- Directed by: Sam Feder
- Produced by: Sam Feder Amy Scholder Paola Mendoza
- Starring: Chase Strangio
- Cinematography: Martin DiCicco Mariam Dwedar
- Edited by: Emelie Mahdavian
- Music by: Jonathan Sanford
- Distributed by: Fourth Act Film
- Release date: January 27, 2025 (Sundance Film Festival);
- Running time: 89 minutes
- Country: USA
- Language: English

= Heightened Scrutiny (film) =

2025 documentary film

Heightened Scrutiny is a 2025 documentary film directed by Sam Feder. The film follows Chase Strangio, lawyer for the American Civil Liberties Union (ACLU), as he becomes the first openly transgender person to argue before the US Supreme Court. Strangio represented the plaintiffs in the case United States v. Skrmetti, arguing that a Tennessee state law banning access to gender-affirming healthcare violated the Equal Protection Clause of the 14th Amendment.
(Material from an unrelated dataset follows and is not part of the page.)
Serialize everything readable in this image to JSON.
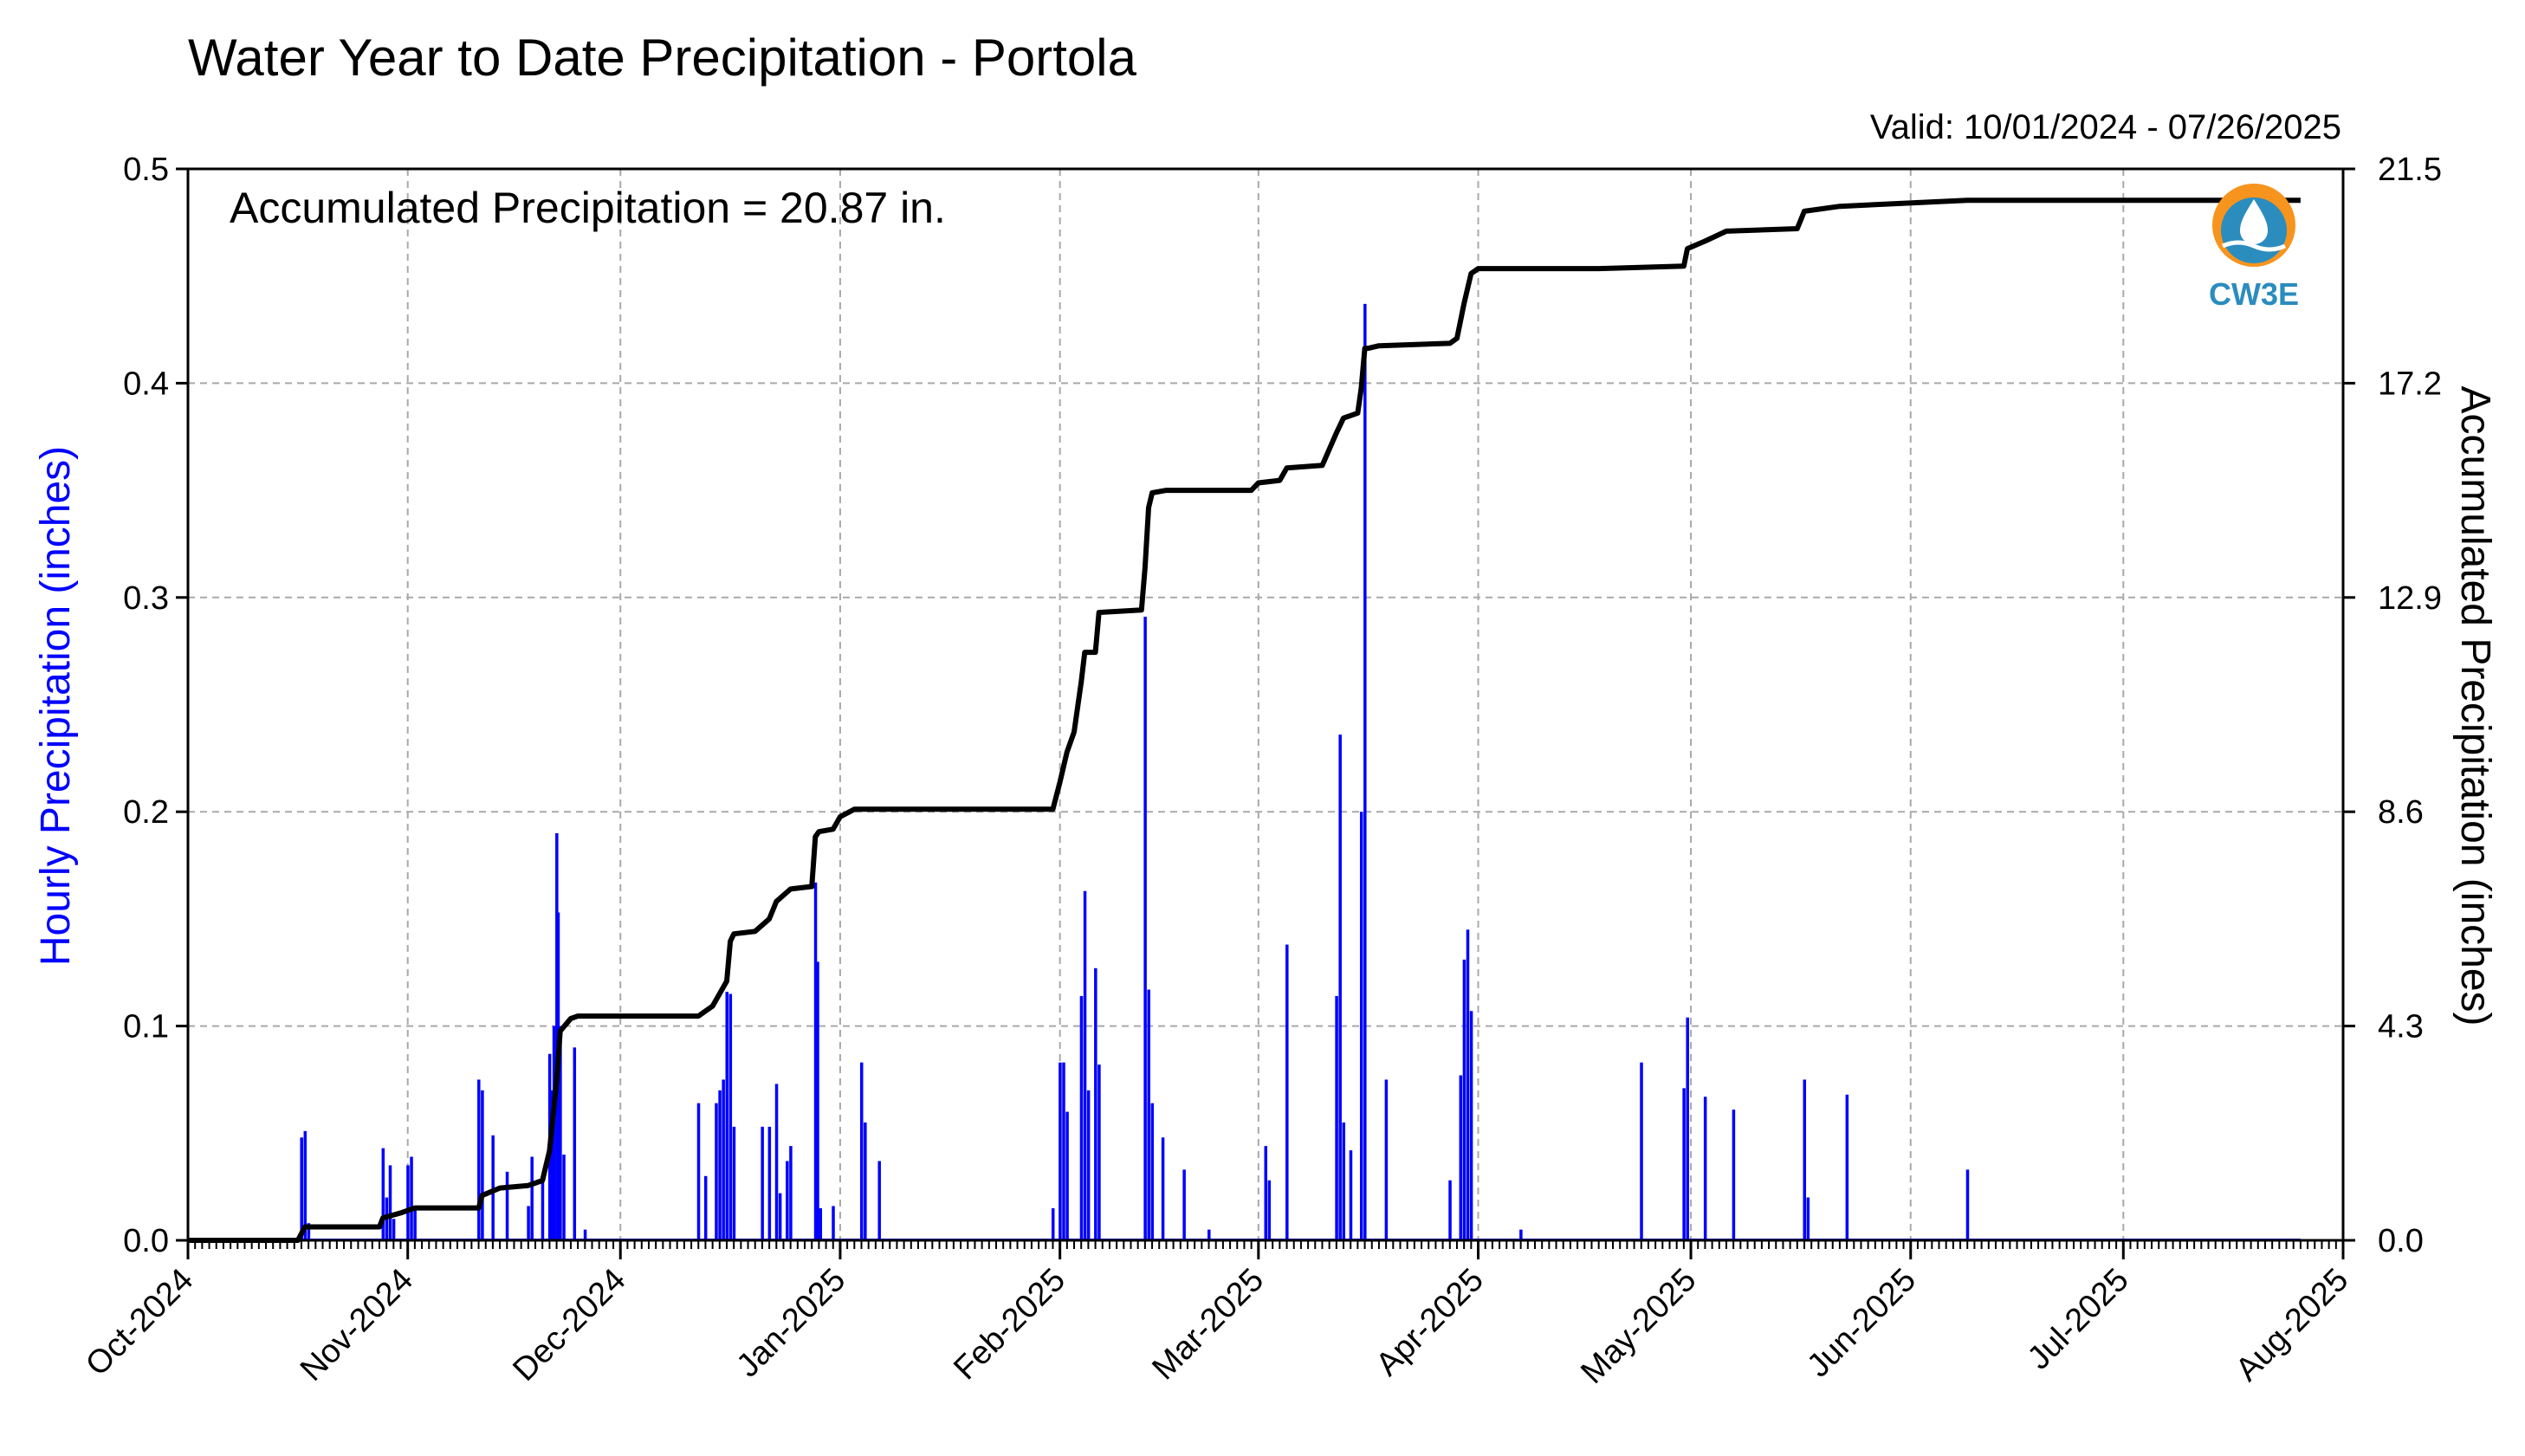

In addition to Strangio, the film features interviews with trans actors and activists Elliot Page, Laverne Cox, and Peppermint, trans media executive Gina Chua, journalist and Columbia Journalism School dean Jelani Cobb, and other media figures. Cox also served as one of the executive producers.

The documentary premiered at the 2025 Sundance Film Festival. It was nominated for Outstanding Documentary at the 37th GLAAD Media Awards.